My nephew Jeremy had been pushing boundaries for as long as anyone could remember.
He was ten years old and had spent most of his life testing every limit in every room he entered. Rules meant nothing to him. He talked back to adults he had just met. Other people’s belongings were props in a story where he was always the main character.
My sister Kelsey had a name for it.
“Gentle parenting.”
I had another name for it, but I tried to keep that to myself.
Whenever someone in the family tried to correct Jeremy, Kelsey would immediately step in with the same breezy line.
“You’re interfering with his development.”
She said it when Jeremy dumped a plate of pasta into our cousin’s lap at Thanksgiving because he wanted to sit at the adult table.

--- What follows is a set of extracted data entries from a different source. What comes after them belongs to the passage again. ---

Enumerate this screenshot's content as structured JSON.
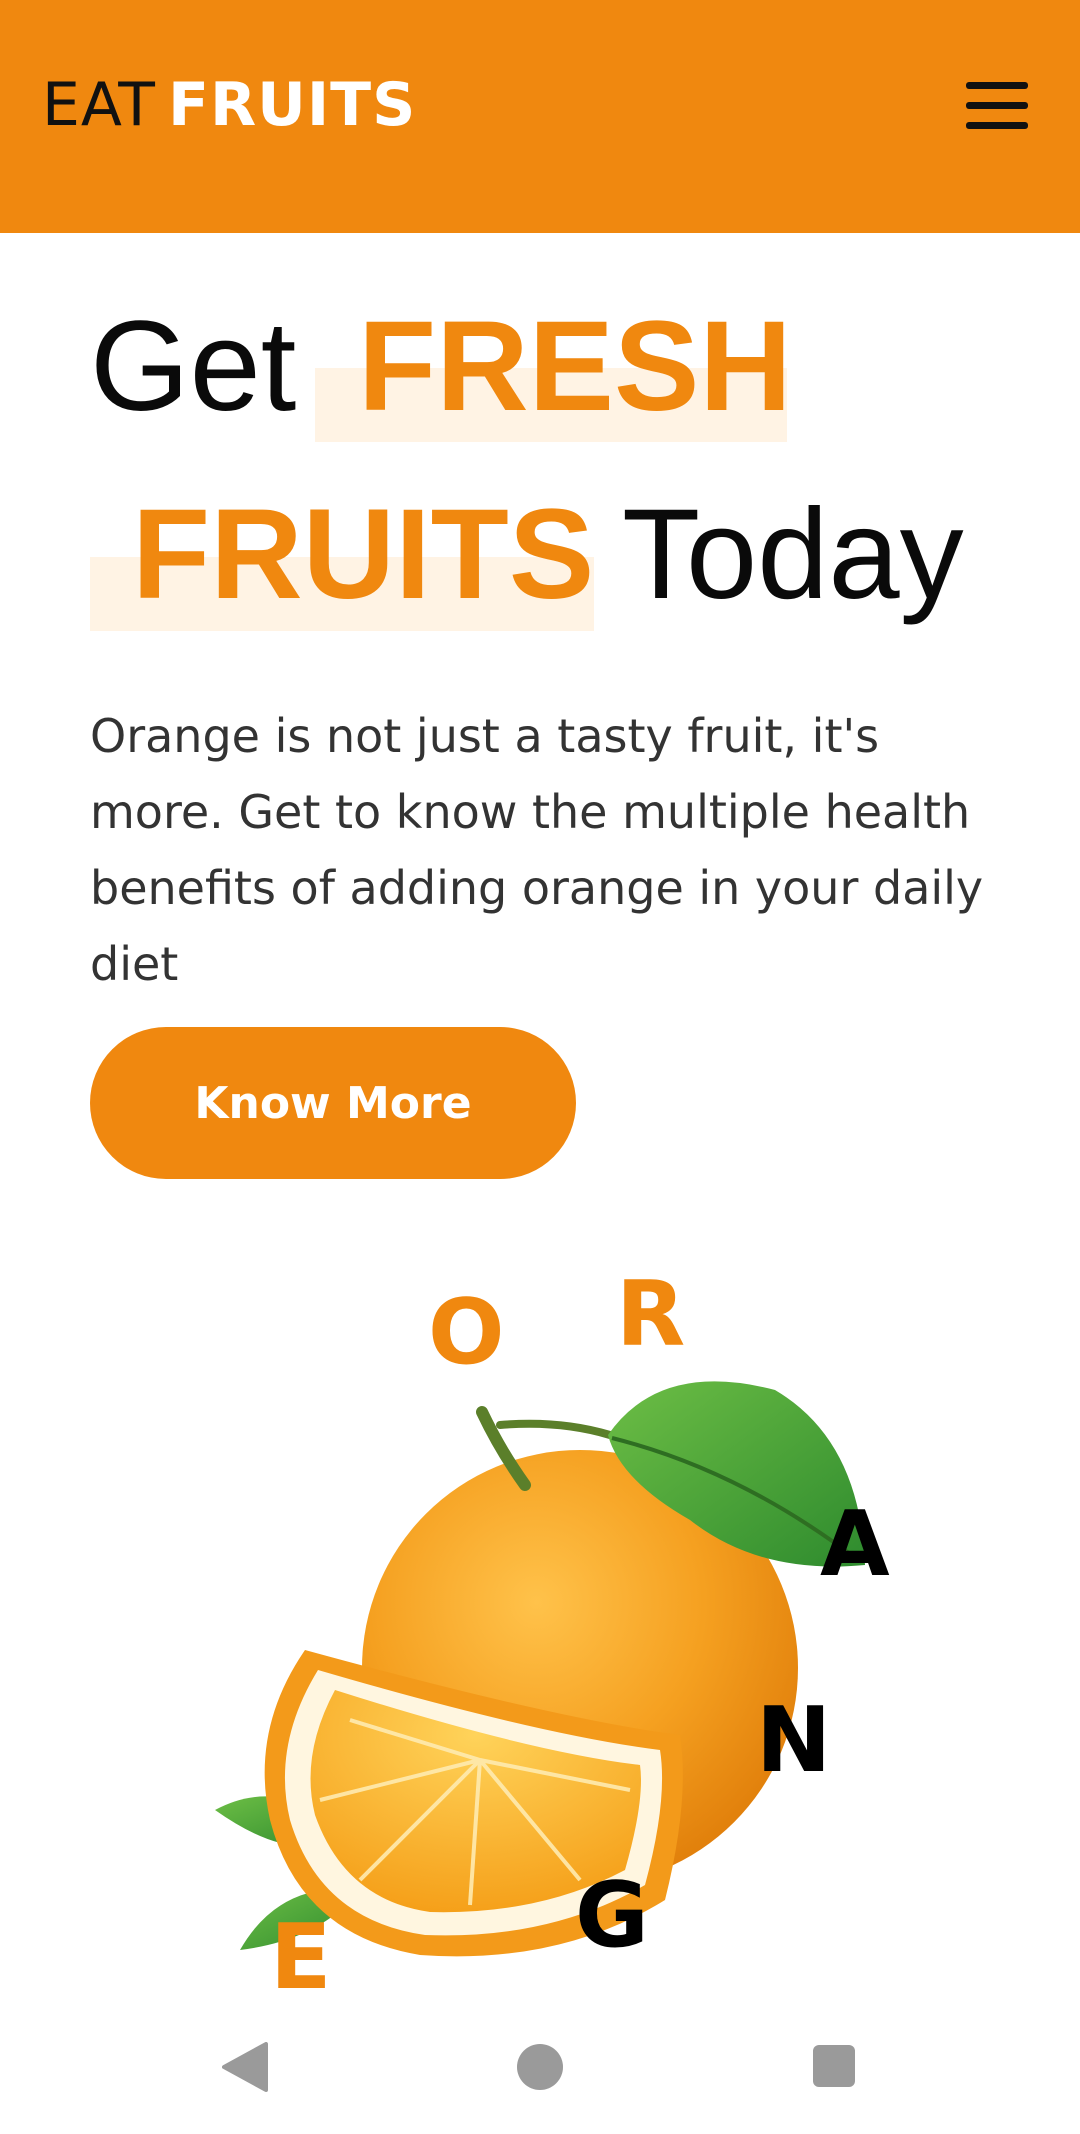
{
  "header": {
    "brand_word1": "EAT",
    "brand_word2": "FRUITS",
    "menu_icon": "hamburger-menu-icon",
    "background": "#F0880F"
  },
  "hero": {
    "line1_word1": "Get",
    "line1_word2": "FRESH",
    "line2_word1": "FRUITS",
    "line2_word2": "Today",
    "description": "Orange is not just a tasty fruit, it's more. Get to know the multiple health benefits of adding orange in your daily diet",
    "cta_label": "Know More",
    "accent_color": "#F0880F",
    "highlight_color": "#FFF3E4"
  },
  "illustration": {
    "letters": [
      "O",
      "R",
      "A",
      "N",
      "G",
      "E"
    ],
    "image": "orange-with-slice-and-leaves"
  },
  "system_nav": {
    "back_icon": "back-triangle-icon",
    "home_icon": "home-circle-icon",
    "recents_icon": "recents-square-icon"
  }
}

She said it when he knocked over a display at a hardware store and walked away without looking back.
Eventually, the rest of the family stopped saying anything. It was easier to ignore Jeremy’s behavior than deal with Kelsey’s lectures afterward.

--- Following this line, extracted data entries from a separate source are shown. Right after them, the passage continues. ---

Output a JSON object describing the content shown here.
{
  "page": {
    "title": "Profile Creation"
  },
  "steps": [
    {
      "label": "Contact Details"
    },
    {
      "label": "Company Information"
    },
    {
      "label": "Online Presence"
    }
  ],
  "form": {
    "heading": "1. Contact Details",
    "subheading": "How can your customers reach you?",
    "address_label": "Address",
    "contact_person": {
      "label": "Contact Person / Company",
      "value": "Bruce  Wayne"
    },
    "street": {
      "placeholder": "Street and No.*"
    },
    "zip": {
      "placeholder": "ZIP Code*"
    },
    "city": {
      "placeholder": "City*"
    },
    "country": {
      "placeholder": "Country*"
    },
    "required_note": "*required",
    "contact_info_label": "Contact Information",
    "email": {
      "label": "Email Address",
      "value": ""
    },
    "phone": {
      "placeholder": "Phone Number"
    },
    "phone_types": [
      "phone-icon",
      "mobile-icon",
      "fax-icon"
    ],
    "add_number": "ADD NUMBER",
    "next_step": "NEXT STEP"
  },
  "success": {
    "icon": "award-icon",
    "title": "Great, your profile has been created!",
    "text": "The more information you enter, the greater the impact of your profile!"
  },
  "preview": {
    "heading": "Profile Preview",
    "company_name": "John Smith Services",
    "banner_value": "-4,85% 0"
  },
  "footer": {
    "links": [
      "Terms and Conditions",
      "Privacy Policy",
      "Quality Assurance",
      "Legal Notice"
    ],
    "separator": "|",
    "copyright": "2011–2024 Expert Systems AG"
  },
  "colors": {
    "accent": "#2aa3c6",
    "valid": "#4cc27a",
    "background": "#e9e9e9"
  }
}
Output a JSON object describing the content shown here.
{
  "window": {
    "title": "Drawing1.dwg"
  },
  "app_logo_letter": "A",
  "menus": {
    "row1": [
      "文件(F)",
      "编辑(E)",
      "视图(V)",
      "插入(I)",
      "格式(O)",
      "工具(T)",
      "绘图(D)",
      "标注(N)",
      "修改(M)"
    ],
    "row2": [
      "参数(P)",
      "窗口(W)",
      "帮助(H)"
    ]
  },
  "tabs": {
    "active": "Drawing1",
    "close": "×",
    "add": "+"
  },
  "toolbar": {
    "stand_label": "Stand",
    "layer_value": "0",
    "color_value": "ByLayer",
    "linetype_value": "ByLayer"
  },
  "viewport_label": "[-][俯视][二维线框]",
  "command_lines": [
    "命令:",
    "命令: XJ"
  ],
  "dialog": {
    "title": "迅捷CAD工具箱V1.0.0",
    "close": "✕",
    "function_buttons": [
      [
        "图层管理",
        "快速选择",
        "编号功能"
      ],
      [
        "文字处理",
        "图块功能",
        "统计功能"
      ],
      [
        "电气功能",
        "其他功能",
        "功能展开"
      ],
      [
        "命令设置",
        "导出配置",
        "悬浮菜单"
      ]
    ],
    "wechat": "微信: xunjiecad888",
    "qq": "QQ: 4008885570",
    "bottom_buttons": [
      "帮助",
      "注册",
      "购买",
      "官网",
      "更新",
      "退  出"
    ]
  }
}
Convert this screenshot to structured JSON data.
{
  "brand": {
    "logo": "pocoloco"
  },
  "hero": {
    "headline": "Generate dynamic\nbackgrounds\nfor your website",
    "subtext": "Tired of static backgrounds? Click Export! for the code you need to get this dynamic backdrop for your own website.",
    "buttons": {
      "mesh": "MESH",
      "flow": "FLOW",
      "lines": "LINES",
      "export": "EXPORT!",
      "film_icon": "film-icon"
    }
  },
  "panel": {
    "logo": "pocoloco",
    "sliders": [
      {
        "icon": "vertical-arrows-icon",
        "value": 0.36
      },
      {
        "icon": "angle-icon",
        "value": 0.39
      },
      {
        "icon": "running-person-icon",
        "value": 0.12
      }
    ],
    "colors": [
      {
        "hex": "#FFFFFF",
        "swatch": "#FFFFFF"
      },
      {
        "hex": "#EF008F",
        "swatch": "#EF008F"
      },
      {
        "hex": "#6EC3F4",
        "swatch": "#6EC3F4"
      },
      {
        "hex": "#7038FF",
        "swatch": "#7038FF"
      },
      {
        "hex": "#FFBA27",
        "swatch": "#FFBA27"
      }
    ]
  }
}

One afternoon I told her quietly, “Kelsey, your son is going to seriously hurt someone one day.”
She laughed.
“You sound like Mom,” she said, like that was some kind of insult.
The moment that really defined everything happened at our grandmother’s eightieth birthday party.
My mom had ordered a beautiful three-layer vanilla cake from the local bakery. She’d spent two weeks choosing the design: white fondant, yellow roses, and Grandma’s name written in gold icing.